What kitting and assembly actually cover
Kitting is the process of combining separate SKUs into a single, ready-to-ship unit before an order ever arrives. A 3PL receives your components, builds them into finished kits, and stores those kits as one sellable item. Assembly goes a step further, adding light production work like inserting products into packaging, attaching labels or building displays. On the fulfillment floor this shows up as subscription boxes, multi-piece gift sets, bundled promotions and retail pack-outs. Choosing a partner that treats kitting as a core service, rather than an occasional favor, is the difference between clean launches and missed ship dates.
Subscription boxes and recurring kits
Subscription boxes are the most demanding kitting workload because volume spikes on a fixed cadence and every box must be identical. Providers like GMAT Limited and FulfillPlus list subscription-box fulfillment among their core specialties, and InSync Fulfillment builds custom kitting flows for beauty and consumables brands that sample several products at once. When you evaluate a partner, ask how they forecast component inventory for each cycle, how they handle last-minute box changes, and whether they can stage thousands of identical kits ahead of a launch date. Recurring programs live or die on component planning, not on pick speed.
Multi-piece sets, bundles and retail pack-outs
Bundles and retail pack-outs turn several SKUs into one, which lowers pick-and-pack cost and simplifies inventory. Instead of picking four items per order, your 3PL picks a single pre-built kit. Retail pack-outs add compliance work, since big-box and marketplace buyers require specific carton counts, labeling and often EDI or routing-guide adherence. AllPack Fulfillment leans on assembly and a bicoastal footprint for heavier multi-piece sets, while Smart Warehousing brings enterprise capacity for large runs. Confirm your partner can handle both ecommerce kits and retail-ready cases, because the labeling and documentation requirements are very different.

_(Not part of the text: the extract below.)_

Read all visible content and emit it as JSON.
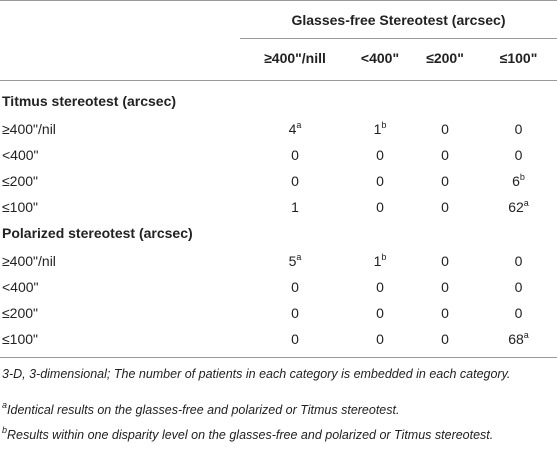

Promotional inserts and gift-with-purchase
Inserts, samples and gift-with-purchase items are small additions that create outsized operational headaches when they are not planned. A capable kitting 3PL can add a promo insert to every order for a campaign window, then remove it cleanly when the promotion ends, without slowing throughput. FulfillPlus lists promotional merchandise as a specialty, and most providers on this list can rule-tag inserts by SKU, channel or order value. The key questions are how inserts are triggered, whether they are billed per unit or per hour, and how quickly a campaign can be turned on or off across your catalog.

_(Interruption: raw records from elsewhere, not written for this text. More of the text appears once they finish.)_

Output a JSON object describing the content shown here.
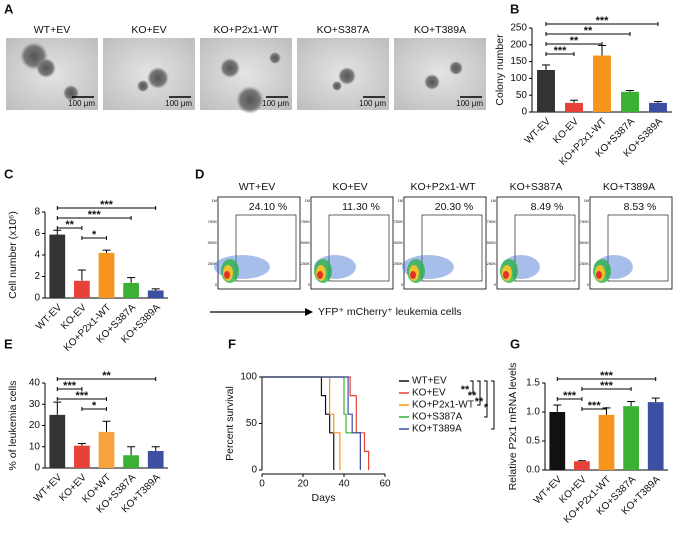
{
  "panel_labels": [
    "A",
    "B",
    "C",
    "D",
    "E",
    "F",
    "G"
  ],
  "micrographs": {
    "labels": [
      "WT+EV",
      "KO+EV",
      "KO+P2x1-WT",
      "KO+S387A",
      "KO+T389A"
    ],
    "scale_bar": "100 μm"
  },
  "flow": {
    "labels": [
      "WT+EV",
      "KO+EV",
      "KO+P2x1-WT",
      "KO+S387A",
      "KO+T389A"
    ],
    "percentages": [
      "24.10 %",
      "11.30 %",
      "20.30 %",
      "8.49 %",
      "8.53 %"
    ],
    "yticks": [
      "1M",
      "750K",
      "500K",
      "250K",
      "0"
    ],
    "caption": "YFP⁺ mCherry⁺ leukemia cells"
  },
  "chart_data": [
    {
      "type": "bar",
      "ylabel": "Colony number",
      "categories": [
        "WT-EV",
        "KO-EV",
        "KO+P2x1-WT",
        "KO+S387A",
        "KO+S389A"
      ],
      "values": [
        125,
        27,
        168,
        60,
        27
      ],
      "errors": [
        15,
        8,
        30,
        4,
        4
      ],
      "colors": [
        "#333333",
        "#e8413a",
        "#f7941d",
        "#3ab034",
        "#3d4fa3"
      ],
      "ylim": [
        0,
        250
      ],
      "yticks": [
        0,
        50,
        100,
        150,
        200,
        250
      ],
      "comparisons": [
        {
          "pair": [
            0,
            4
          ],
          "label": "***"
        },
        {
          "pair": [
            0,
            3
          ],
          "label": "**"
        },
        {
          "pair": [
            0,
            2
          ],
          "label": "**"
        },
        {
          "pair": [
            0,
            1
          ],
          "label": "***"
        }
      ]
    },
    {
      "type": "bar",
      "ylabel": "Cell number (x10⁶)",
      "categories": [
        "WT-EV",
        "KO-EV",
        "KO+P2x1-WT",
        "KO+S387A",
        "KO+S389A"
      ],
      "values": [
        5.9,
        1.6,
        4.2,
        1.4,
        0.7
      ],
      "errors": [
        0.4,
        1.0,
        0.25,
        0.5,
        0.15
      ],
      "colors": [
        "#333333",
        "#e8413a",
        "#f7941d",
        "#3ab034",
        "#3d4fa3"
      ],
      "ylim": [
        0,
        8
      ],
      "yticks": [
        0,
        2,
        4,
        6,
        8
      ],
      "comparisons": [
        {
          "pair": [
            0,
            4
          ],
          "label": "***"
        },
        {
          "pair": [
            0,
            3
          ],
          "label": "***"
        },
        {
          "pair": [
            0,
            1
          ],
          "label": "**"
        },
        {
          "pair": [
            1,
            2
          ],
          "label": "*"
        }
      ]
    },
    {
      "type": "bar",
      "ylabel": "% of leukemia cells",
      "categories": [
        "WT+EV",
        "KO+EV",
        "KO+WT",
        "KO+S387A",
        "KO+T389A"
      ],
      "values": [
        25,
        10.5,
        17,
        6,
        8
      ],
      "errors": [
        6,
        1,
        5,
        4,
        2
      ],
      "colors": [
        "#333333",
        "#e8413a",
        "#f9a23e",
        "#3ab034",
        "#3d4fa3"
      ],
      "ylim": [
        0,
        40
      ],
      "yticks": [
        0,
        10,
        20,
        30,
        40
      ],
      "comparisons": [
        {
          "pair": [
            0,
            4
          ],
          "label": "**"
        },
        {
          "pair": [
            0,
            1
          ],
          "label": "***"
        },
        {
          "pair": [
            0,
            2
          ],
          "label": "***"
        },
        {
          "pair": [
            1,
            2
          ],
          "label": "*"
        }
      ]
    },
    {
      "type": "line",
      "step": true,
      "xlabel": "Days",
      "ylabel": "Percent survival",
      "xlim": [
        0,
        60
      ],
      "xticks": [
        0,
        20,
        40,
        60
      ],
      "ylim": [
        0,
        100
      ],
      "yticks": [
        0,
        50,
        100
      ],
      "series": [
        {
          "name": "WT+EV",
          "color": "#111111",
          "x": [
            0,
            29,
            31,
            33,
            35
          ],
          "values": [
            100,
            80,
            60,
            40,
            0
          ]
        },
        {
          "name": "KO+EV",
          "color": "#e8413a",
          "x": [
            0,
            43,
            46,
            50,
            52
          ],
          "values": [
            100,
            80,
            40,
            20,
            0
          ]
        },
        {
          "name": "KO+P2x1-WT",
          "color": "#f7941d",
          "x": [
            0,
            33,
            35,
            38
          ],
          "values": [
            100,
            60,
            40,
            0
          ]
        },
        {
          "name": "KO+S387A",
          "color": "#3ab034",
          "x": [
            0,
            40,
            41,
            48
          ],
          "values": [
            100,
            60,
            40,
            0
          ]
        },
        {
          "name": "KO+T389A",
          "color": "#3d4fa3",
          "x": [
            0,
            42,
            44,
            48
          ],
          "values": [
            100,
            60,
            40,
            0
          ]
        }
      ],
      "comparisons": [
        "**",
        "**",
        "**",
        "*"
      ]
    },
    {
      "type": "bar",
      "ylabel": "Relative P2x1 mRNA levels",
      "categories": [
        "WT+EV",
        "KO+EV",
        "KO+P2x1-WT",
        "KO+S387A",
        "KO+T389A"
      ],
      "values": [
        1.0,
        0.15,
        0.95,
        1.1,
        1.17
      ],
      "errors": [
        0.12,
        0.01,
        0.12,
        0.08,
        0.07
      ],
      "colors": [
        "#111111",
        "#e8413a",
        "#f7941d",
        "#3ab034",
        "#3d4fa3"
      ],
      "ylim": [
        0,
        1.5
      ],
      "yticks": [
        {
          "value": 0,
          "label": "0.0"
        },
        {
          "value": 0.5,
          "label": "0.5"
        },
        {
          "value": 1.0,
          "label": "1.0"
        },
        {
          "value": 1.5,
          "label": "1.5"
        }
      ],
      "comparisons": [
        {
          "pair": [
            0,
            4
          ],
          "label": "***"
        },
        {
          "pair": [
            1,
            3
          ],
          "label": "***"
        },
        {
          "pair": [
            0,
            1
          ],
          "label": "***"
        },
        {
          "pair": [
            1,
            2
          ],
          "label": "***"
        }
      ]
    }
  ]
}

What kitting costs and how to budget per kit
Kitting is usually billed as project or hourly labor rather than a flat per-order fee. Fulfill's published pricing data puts kitting and special-project labor at $35 to $60 per hour, with a survey average around $39 to $43. Your true cost per kit depends on how many pieces go into each unit and how many kits a worker can build per hour, so a simple two-item bundle costs far less to assemble than a ten-piece subscription box. Pre-building kits also cuts downstream cost, since a finished kit ships as one pick instead of several. Ask for a per-kit estimate based on a timed sample build before you commit.